When she was in high school, Vanasco’s best friend raped her at a party. She spent years trying to come to terms with calling it rape, unable or unwilling to label what he did as sexual assault. And then, of course, processing the attack itself has consumed Vanasco’s life. In an attempt to give herself some closure, Vanasco uses this memoir to reach out to her rapist and meet with him. The book discusses how she came to that decision as well as everything that happened once she did.
“I want to be honest here—because I doubt I’m the only woman sexually assaulted by a friend and confused about her feelings.”

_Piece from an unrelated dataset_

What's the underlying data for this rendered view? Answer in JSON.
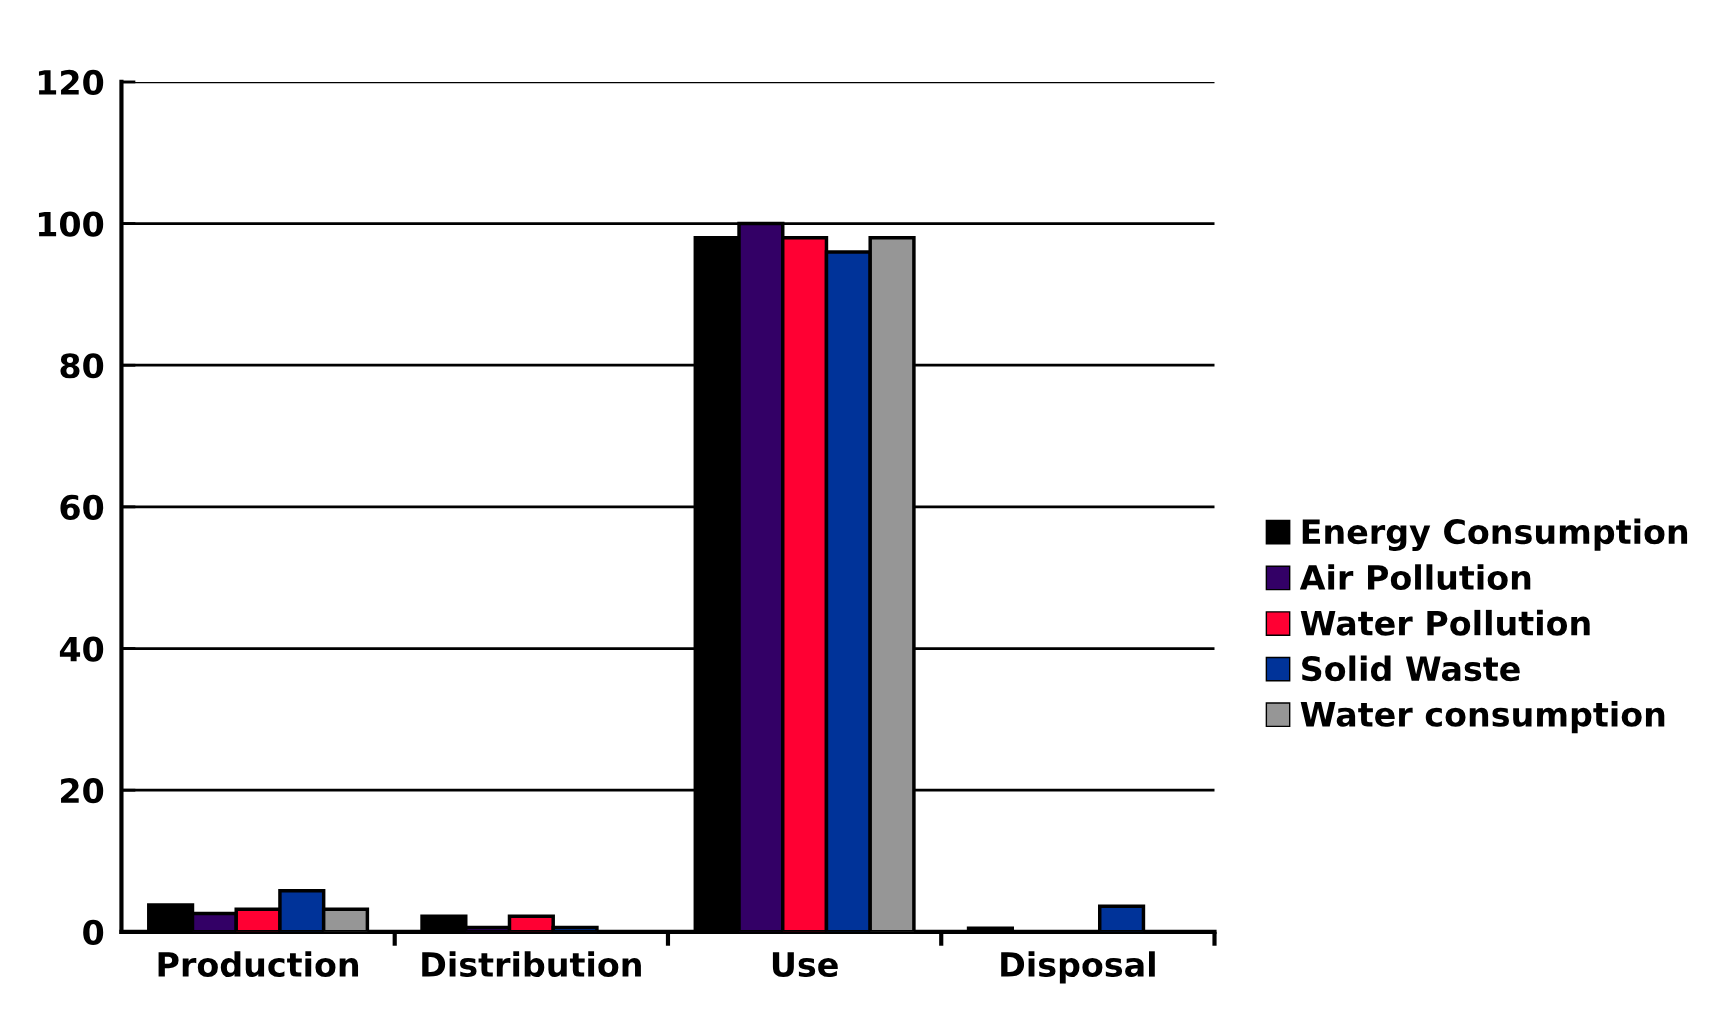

Vanasco tears down and rebuilds a LOT in this book: the actions of that night, her friendship with her rapist in retrospect, her memories of their time together. She analyzes how she feels about him, what it would mean if she forgave him, and how other men who abused her affected her relationships in life. I found the sections where she compared her experiences to others very compelling. Does her assault somehow count less because she wasn’t penetrated with a penis? Because she knew her attacker? Because she was drunk? (the answer is a resounding NO but I found her thought process getting there to be very relatable).
It’s a really tough book — I read it slowly, just a few sections at a time. But it’s powerful and well-worth your time.
(4 stars) Ordinary Girls by Jaquira Díaz
Here’s another incredibly compelling memoir, although I blew through this one in a couple of days because I could not put it down. It’s violent and upsetting and at times hard to follow — Diaz likes to give information about future events tucked in with past events pretty frequently. But this book had me in its grips from the beginning and this woman’s life truly amazed me.
Jaquita “Jaqui” Diaz move to Miami Beach from Puerto Rico when she was in elementary school. She looks back at her time in Puerto Rico fondly, even though her family had very little. Her time in Miami was full of violence and drugs and instability. She bounced back and forth between her schizophrenic mother and her cheating father, all the while staying very bonded to her sister and receiving physical abuse from her older brother. Her father’s mother (her abuela) was a place of refuge, but her mother’s mother frequently berated her for her dark skin. Diaz acted out in every way you can imagine, from cutting class to doing drugs to stealing to having sex on the beach. Eventually, she got married and then joined the military. She also found refuge in creative writing.
Interspersed with stories of her childhood, Diaz brings up all of the other violence occurring in Miami at the time. Specifically, she talks about the Baby Lollipops case that took place in 1999, as well as Casey Anthony’s case 20 years later. This larger environment of violence coupled with the violence she experienced at home and in school makes it even more amazing Diaz survived her childhood, much less became such a successful adult.